令和元年10月の話

 今月の自坊の暦の言葉に、「報恩講」と記されていますが、当寺ではご案内の通り、今月二十八日に報恩講がお勤まりになります。そして私ども證誠寺が属する芝組では、今月十五日にお勤まりになる報恩講が最初の報恩講法要となり、十七日、二十二日、二十六日…と、少しずつ日程をかえてそれぞれのお寺でお勤まりになります。私は、当寺の報恩講法要にお参りいただく七ヶ寺の報恩講法要にお参りに伺います。芝組がおわると、十一月十一日からは築地本願寺、そして、一月には京都の本山・本願寺で報恩講法要がお勤まりになります。報恩講法要とは、皆さまもご存知の通り、浄土真宗を開かれた親鸞聖人の御命日を偲ぶ法要です。煩悩具足の私たちに、阿弥陀如来様のみ教えをお示し下さった親鸞聖人のご苦労を悼み、私たちが阿弥陀さまにお会いできたご恩に感謝をする大切な法要です。親鸞聖人の祥月命日が一月十六日なので、その日に京都の本願寺にお参りできるように、一般寺院から先行して、順々にお勤めをしてまいります。
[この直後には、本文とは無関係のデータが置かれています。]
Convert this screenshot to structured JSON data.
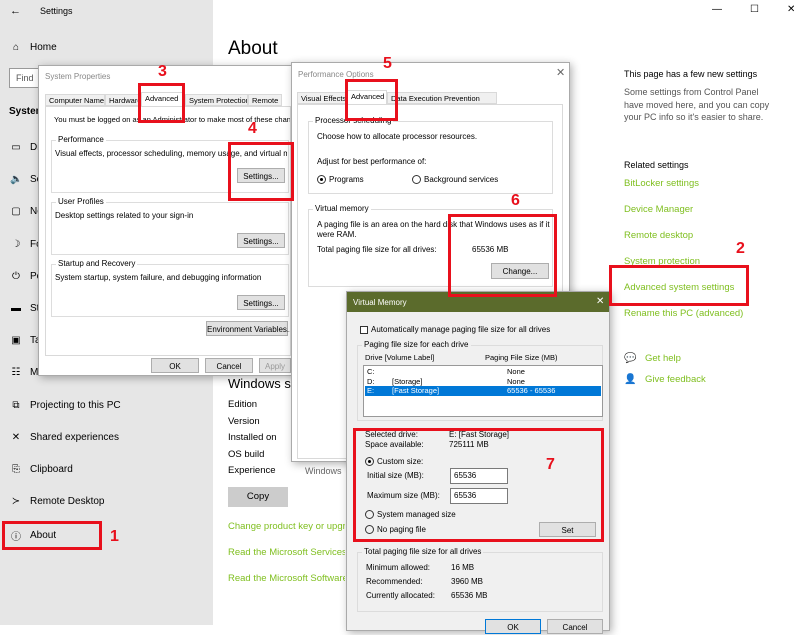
{
  "window": {
    "title": "Settings",
    "minimize": "—",
    "maximize": "☐",
    "close": "✕"
  },
  "sidebar": {
    "home": "Home",
    "search_placeholder": "Find",
    "section": "System",
    "items": [
      {
        "label": "Display",
        "icon": "monitor-icon",
        "glyph": "▭"
      },
      {
        "label": "Sound",
        "icon": "speaker-icon",
        "glyph": "🔈"
      },
      {
        "label": "Notifications",
        "icon": "notification-icon",
        "glyph": "▢"
      },
      {
        "label": "Focus assist",
        "icon": "moon-icon",
        "glyph": "☽"
      },
      {
        "label": "Power & sleep",
        "icon": "power-icon",
        "glyph": "⏻"
      },
      {
        "label": "Storage",
        "icon": "storage-icon",
        "glyph": "▬"
      },
      {
        "label": "Tablet",
        "icon": "tablet-icon",
        "glyph": "▣"
      },
      {
        "label": "Multitasking",
        "icon": "multitasking-icon",
        "glyph": "☷"
      },
      {
        "label": "Projecting to this PC",
        "icon": "projector-icon",
        "glyph": "⧉"
      },
      {
        "label": "Shared experiences",
        "icon": "shared-icon",
        "glyph": "✕"
      },
      {
        "label": "Clipboard",
        "icon": "clipboard-icon",
        "glyph": "⎘"
      },
      {
        "label": "Remote Desktop",
        "icon": "remote-desktop-icon",
        "glyph": "≻"
      },
      {
        "label": "About",
        "icon": "info-icon",
        "glyph": "ⓘ"
      }
    ]
  },
  "main": {
    "title": "About",
    "spec_heading": "Windows s",
    "specs": [
      "Edition",
      "Version",
      "Installed on",
      "OS build",
      "Experience"
    ],
    "experience_value": "Windows",
    "copy": "Copy",
    "links": [
      "Change product key or upgr",
      "Read the Microsoft Services",
      "Read the Microsoft Software"
    ]
  },
  "right": {
    "new_title": "This page has a few new settings",
    "new_text": [
      "Some settings from Control Panel",
      "have moved here, and you can copy",
      "your PC info so it's easier to share."
    ],
    "related_title": "Related settings",
    "related": [
      "BitLocker settings",
      "Device Manager",
      "Remote desktop",
      "System protection",
      "Advanced system settings",
      "Rename this PC (advanced)"
    ],
    "help": "Get help",
    "feedback": "Give feedback"
  },
  "sysprops": {
    "title": "System Properties",
    "tabs": [
      "Computer Name",
      "Hardware",
      "Advanced",
      "System Protection",
      "Remote"
    ],
    "admin_note": "You must be logged on as an Administrator to make most of these changes.",
    "perf_label": "Performance",
    "perf_text": "Visual effects, processor scheduling, memory usage, and virtual memory",
    "profiles_label": "User Profiles",
    "profiles_text": "Desktop settings related to your sign-in",
    "startup_label": "Startup and Recovery",
    "startup_text": "System startup, system failure, and debugging information",
    "settings": "Settings...",
    "env": "Environment Variables...",
    "ok": "OK",
    "cancel": "Cancel",
    "apply": "Apply"
  },
  "perfopts": {
    "title": "Performance Options",
    "tabs": [
      "Visual Effects",
      "Advanced",
      "Data Execution Prevention"
    ],
    "sched_label": "Processor scheduling",
    "sched_text": "Choose how to allocate processor resources.",
    "adjust": "Adjust for best performance of:",
    "programs": "Programs",
    "background": "Background services",
    "vm_label": "Virtual memory",
    "vm_text1": "A paging file is an area on the hard disk that Windows uses as if it",
    "vm_text2": "were RAM.",
    "total_label": "Total paging file size for all drives:",
    "total_value": "65536 MB",
    "change": "Change..."
  },
  "vmem": {
    "title": "Virtual Memory",
    "auto": "Automatically manage paging file size for all drives",
    "each_label": "Paging file size for each drive",
    "col_drive": "Drive  [Volume Label]",
    "col_size": "Paging File Size (MB)",
    "drives": [
      {
        "drive": "C:",
        "label": "",
        "size": "None"
      },
      {
        "drive": "D:",
        "label": "[Storage]",
        "size": "None"
      },
      {
        "drive": "E:",
        "label": "[Fast Storage]",
        "size": "65536 - 65536",
        "selected": true
      }
    ],
    "selected_label": "Selected drive:",
    "selected_value": "E:  [Fast Storage]",
    "space_label": "Space available:",
    "space_value": "725111 MB",
    "custom": "Custom size:",
    "initial_label": "Initial size (MB):",
    "initial_value": "65536",
    "max_label": "Maximum size (MB):",
    "max_value": "65536",
    "system_managed": "System managed size",
    "no_paging": "No paging file",
    "set": "Set",
    "total_label": "Total paging file size for all drives",
    "min_label": "Minimum allowed:",
    "min_value": "16 MB",
    "rec_label": "Recommended:",
    "rec_value": "3960 MB",
    "cur_label": "Currently allocated:",
    "cur_value": "65536 MB",
    "ok": "OK",
    "cancel": "Cancel"
  },
  "annotations": [
    "1",
    "2",
    "3",
    "4",
    "5",
    "6",
    "7"
  ],
  "colors": {
    "accent_link": "#7fbf1f",
    "annotation": "#e8101c",
    "vm_titlebar": "#5b6b2c",
    "selection": "#0078d7"
  }
}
 親鸞聖人が阿弥陀さまの御教えに出遭われるまでには、とても長い年月がかかりました。親鸞聖人が御誕生になられたのは、平安時代末期の戦乱の時代。親鸞聖人九歳にして出家得度して、比叡山に登られ二十年間もの長い年月を修行に励まれたにもかかわらず、覚りを得ることなく、長年修行を捨て去り、法然聖人のもとを尋ね、阿弥陀さまの御教えに出遭われました。そのご苦労と、阿弥陀さまに出遭われた時の親鸞聖人のお歓びは、言葉では表すことが出来ないほどだったと思います。
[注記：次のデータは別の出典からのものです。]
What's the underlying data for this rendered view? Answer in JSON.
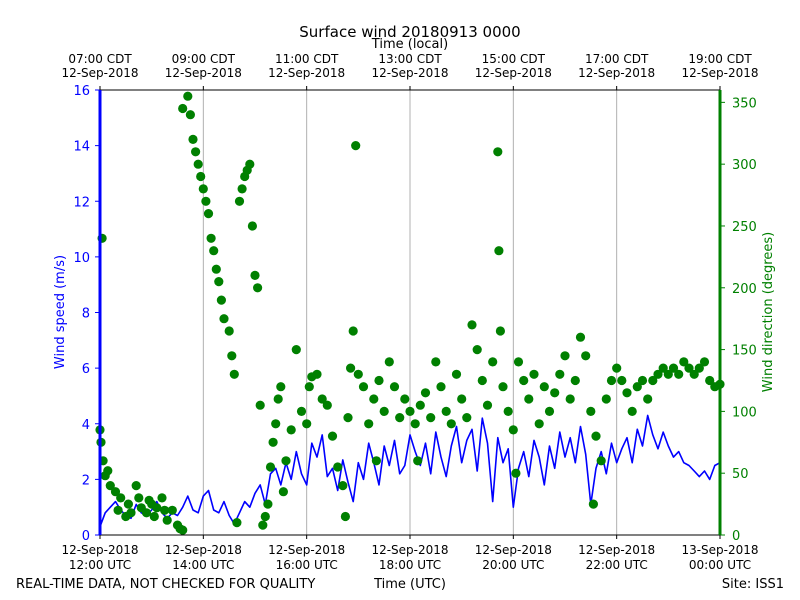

 煩悩だらけの私だったら、苦労して得たものは、独り占めにしてしまうか、同じ苦労を他の者へ経験させてしまうことでしょう。すべてを私たちにお示し下さった親鸞聖人のお心に広さには、心より敬服いたします。令和を生きる私たちが阿弥陀さまに出遭えた歓びの気持ちは、親鸞聖人と同じことでしょう。